We walked downstairs, where Aaron took his pills and where I had poured his coffee. Happy Mom was quickly becoming frustrated Mom as Aaron slowly escalated from calling me a liar to declaring his feelings for his lying mother. There was no mistaking those feelings, either, as he declared, “I hate you!” Now this isn’t something I am proud to admit that Aaron said, but this is Aaron being totally blunt and unfiltered.
He truly doesn’t hate me, but it’s all he knows to say in order to show me that he is very frustrated. Aaron won’t sit down and look me in the eye as he shares his heart with me in a level, kind voice. He isn’t able to express his feelings properly, so he resorts to what his heart is telling him. Mom said this, then she said that, and then she went back to this. I am so confused and disappointed and mad! Mom is a liar! I hate Mom!
This one-sided verbal assault went on for several minutes. I interjected a calming word here and there, but Aaron would have none of it. And I realized that I had actually created this situation by disregarding what I know about Aaron, and by not following the special Aaron rules that I normally follow. I had failed, and I was paying the price. So I told Aaron that I would take him to meet Craig, but I also told him that I was hurt by his words. He also could tell that I was hurt by the look on my face and the sound of my voice. He does know how to read those clues after living with me for all these years.
I went into my bathroom and shut the door. I heard Aaron walking up the hall, and then soon walking back to my room. Then he said, “Here Mom. This is for you.” I looked down as I heard a noise outside the bathroom door, and there under the door Aaron slid a pack of his special Big Red gum. I knew instantly that this was a peace offering……….Aaron’s way of saying that he was sorry. And he actually said, “I”m sorry, Mom.”

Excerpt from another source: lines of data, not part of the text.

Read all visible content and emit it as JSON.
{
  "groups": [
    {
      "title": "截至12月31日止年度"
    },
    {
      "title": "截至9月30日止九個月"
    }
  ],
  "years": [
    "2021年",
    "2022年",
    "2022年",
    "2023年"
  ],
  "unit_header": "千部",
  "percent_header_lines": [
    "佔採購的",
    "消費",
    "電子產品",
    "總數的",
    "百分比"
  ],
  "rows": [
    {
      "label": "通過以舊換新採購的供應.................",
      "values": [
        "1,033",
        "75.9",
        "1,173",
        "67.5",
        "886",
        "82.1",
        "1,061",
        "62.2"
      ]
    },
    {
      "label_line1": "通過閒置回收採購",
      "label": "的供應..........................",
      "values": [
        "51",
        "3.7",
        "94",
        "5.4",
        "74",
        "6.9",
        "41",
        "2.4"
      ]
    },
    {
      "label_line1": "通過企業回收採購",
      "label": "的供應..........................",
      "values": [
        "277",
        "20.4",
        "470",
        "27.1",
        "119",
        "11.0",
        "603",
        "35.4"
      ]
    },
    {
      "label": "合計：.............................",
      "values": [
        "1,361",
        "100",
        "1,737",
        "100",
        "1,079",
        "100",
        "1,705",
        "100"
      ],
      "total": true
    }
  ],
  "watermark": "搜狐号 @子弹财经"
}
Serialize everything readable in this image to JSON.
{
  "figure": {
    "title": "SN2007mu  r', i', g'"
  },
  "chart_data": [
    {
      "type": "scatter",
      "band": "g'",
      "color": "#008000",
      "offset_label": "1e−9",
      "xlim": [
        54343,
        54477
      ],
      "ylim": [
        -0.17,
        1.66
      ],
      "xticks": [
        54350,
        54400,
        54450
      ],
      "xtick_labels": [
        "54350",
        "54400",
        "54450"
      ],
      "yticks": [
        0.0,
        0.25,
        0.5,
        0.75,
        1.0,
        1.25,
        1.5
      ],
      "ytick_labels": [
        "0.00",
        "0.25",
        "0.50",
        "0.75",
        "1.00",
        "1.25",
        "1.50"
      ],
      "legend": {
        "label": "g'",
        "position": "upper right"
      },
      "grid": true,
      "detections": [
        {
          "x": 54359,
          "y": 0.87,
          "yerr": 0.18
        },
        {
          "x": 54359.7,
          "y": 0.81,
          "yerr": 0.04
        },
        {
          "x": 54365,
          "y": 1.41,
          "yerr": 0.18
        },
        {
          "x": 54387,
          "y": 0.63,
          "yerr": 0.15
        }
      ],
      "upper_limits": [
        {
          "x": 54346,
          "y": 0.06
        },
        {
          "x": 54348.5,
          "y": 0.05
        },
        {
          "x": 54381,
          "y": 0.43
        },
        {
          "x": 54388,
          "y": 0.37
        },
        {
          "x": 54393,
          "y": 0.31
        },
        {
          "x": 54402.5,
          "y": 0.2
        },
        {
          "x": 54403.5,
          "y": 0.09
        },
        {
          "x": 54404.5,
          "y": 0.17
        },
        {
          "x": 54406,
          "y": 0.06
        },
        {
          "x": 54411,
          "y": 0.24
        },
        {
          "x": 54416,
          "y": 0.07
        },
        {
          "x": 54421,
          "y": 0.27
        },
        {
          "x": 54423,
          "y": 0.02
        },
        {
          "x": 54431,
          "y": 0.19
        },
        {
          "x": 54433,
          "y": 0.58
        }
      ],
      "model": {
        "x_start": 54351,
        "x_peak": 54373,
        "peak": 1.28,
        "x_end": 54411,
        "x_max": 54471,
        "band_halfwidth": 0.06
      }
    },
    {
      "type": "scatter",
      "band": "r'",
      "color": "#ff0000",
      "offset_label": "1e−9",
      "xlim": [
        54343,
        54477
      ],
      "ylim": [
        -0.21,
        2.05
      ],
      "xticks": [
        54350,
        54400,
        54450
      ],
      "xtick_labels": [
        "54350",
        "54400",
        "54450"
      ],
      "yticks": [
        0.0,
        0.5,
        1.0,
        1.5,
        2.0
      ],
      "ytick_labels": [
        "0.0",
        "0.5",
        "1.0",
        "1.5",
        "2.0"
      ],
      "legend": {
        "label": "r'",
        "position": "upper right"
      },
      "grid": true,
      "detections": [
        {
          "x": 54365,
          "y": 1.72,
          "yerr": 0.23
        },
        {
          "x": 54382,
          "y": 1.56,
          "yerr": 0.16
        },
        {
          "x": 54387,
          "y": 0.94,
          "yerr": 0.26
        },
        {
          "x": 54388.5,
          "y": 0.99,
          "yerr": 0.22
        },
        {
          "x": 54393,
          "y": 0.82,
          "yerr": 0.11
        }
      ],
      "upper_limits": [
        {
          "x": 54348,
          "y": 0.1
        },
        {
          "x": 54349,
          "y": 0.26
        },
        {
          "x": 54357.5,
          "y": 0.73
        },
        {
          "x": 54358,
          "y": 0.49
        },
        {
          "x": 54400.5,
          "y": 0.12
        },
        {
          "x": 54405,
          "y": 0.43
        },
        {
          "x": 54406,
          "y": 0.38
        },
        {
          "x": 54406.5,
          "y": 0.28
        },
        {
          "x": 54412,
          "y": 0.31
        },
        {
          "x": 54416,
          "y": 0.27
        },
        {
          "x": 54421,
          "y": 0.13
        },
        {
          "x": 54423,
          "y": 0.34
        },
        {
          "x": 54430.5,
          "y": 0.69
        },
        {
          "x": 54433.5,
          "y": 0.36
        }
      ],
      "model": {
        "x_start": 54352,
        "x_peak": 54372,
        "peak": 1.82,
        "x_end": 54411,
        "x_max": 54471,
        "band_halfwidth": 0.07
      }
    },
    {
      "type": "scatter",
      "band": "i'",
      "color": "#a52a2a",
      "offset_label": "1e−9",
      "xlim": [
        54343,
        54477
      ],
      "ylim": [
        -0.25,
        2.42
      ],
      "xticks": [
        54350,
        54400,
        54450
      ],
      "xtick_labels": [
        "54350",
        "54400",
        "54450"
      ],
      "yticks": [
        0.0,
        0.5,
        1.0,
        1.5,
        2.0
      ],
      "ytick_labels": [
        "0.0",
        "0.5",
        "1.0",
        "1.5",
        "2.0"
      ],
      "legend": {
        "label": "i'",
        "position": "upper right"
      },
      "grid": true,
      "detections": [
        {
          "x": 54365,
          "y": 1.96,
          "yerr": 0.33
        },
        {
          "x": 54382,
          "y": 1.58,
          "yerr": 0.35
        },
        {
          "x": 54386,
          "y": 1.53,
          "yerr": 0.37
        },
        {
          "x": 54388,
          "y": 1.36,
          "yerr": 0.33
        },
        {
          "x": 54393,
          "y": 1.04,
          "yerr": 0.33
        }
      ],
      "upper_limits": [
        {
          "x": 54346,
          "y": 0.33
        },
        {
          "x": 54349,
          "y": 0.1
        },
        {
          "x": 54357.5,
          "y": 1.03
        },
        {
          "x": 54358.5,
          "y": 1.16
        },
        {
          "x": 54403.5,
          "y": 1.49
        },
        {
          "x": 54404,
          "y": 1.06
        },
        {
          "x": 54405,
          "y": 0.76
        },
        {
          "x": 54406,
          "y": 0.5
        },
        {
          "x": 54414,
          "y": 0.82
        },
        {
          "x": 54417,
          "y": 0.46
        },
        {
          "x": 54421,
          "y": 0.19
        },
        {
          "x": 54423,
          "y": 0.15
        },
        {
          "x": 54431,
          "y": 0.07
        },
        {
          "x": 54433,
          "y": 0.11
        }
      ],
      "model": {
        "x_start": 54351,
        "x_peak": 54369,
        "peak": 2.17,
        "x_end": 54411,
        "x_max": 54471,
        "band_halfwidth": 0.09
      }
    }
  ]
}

I opened the door, and there he stood……relaxed and hopeful. His anger was gone. Was it because he got his way, I wondered? So I started to hand him back the gum, but he said, “No. I want you to keep it. I’m sorry, Mom.” And I knew that no matter what his motive was, Aaron had given me an apology that I needed to accept. There are some things I must do because Aaron is my son……..there are things I must do because they are right………..and there are things I must do because God says to do them. Sometimes it’s all of the above.
Later yesterday afternoon, my heart was hurt over another incident. Tears filled my eyes and rolled down my cheeks. As I reached in my purse to get my keys, I saw the pack of Big Red gum. I could even smell the strong cinnamon flavor coming out of my purse. I thought about forgiveness at that moment…….of how important it is to ask for forgiveness and likewise how important it is to extend forgiveness, even if true motives aren’t totally clear. And of how our obedience to God, regardless of the circumstances, is said in scripture to be a sweet smell to Him……..a sweet savor of sacrifice.
I may not ever chew that Big Red gum. I may keep it as a reminder of my Aaron who sought forgiveness and showed his sorrow by sliding Big Red gum under my bathroom door. And as a reminder of the forgiving that I was allowed to extend today to that person from yesterday who asked for my forgiveness.
There’s some more sweet smelling savor going up to heaven. I wonder if it smells like Big Red gum?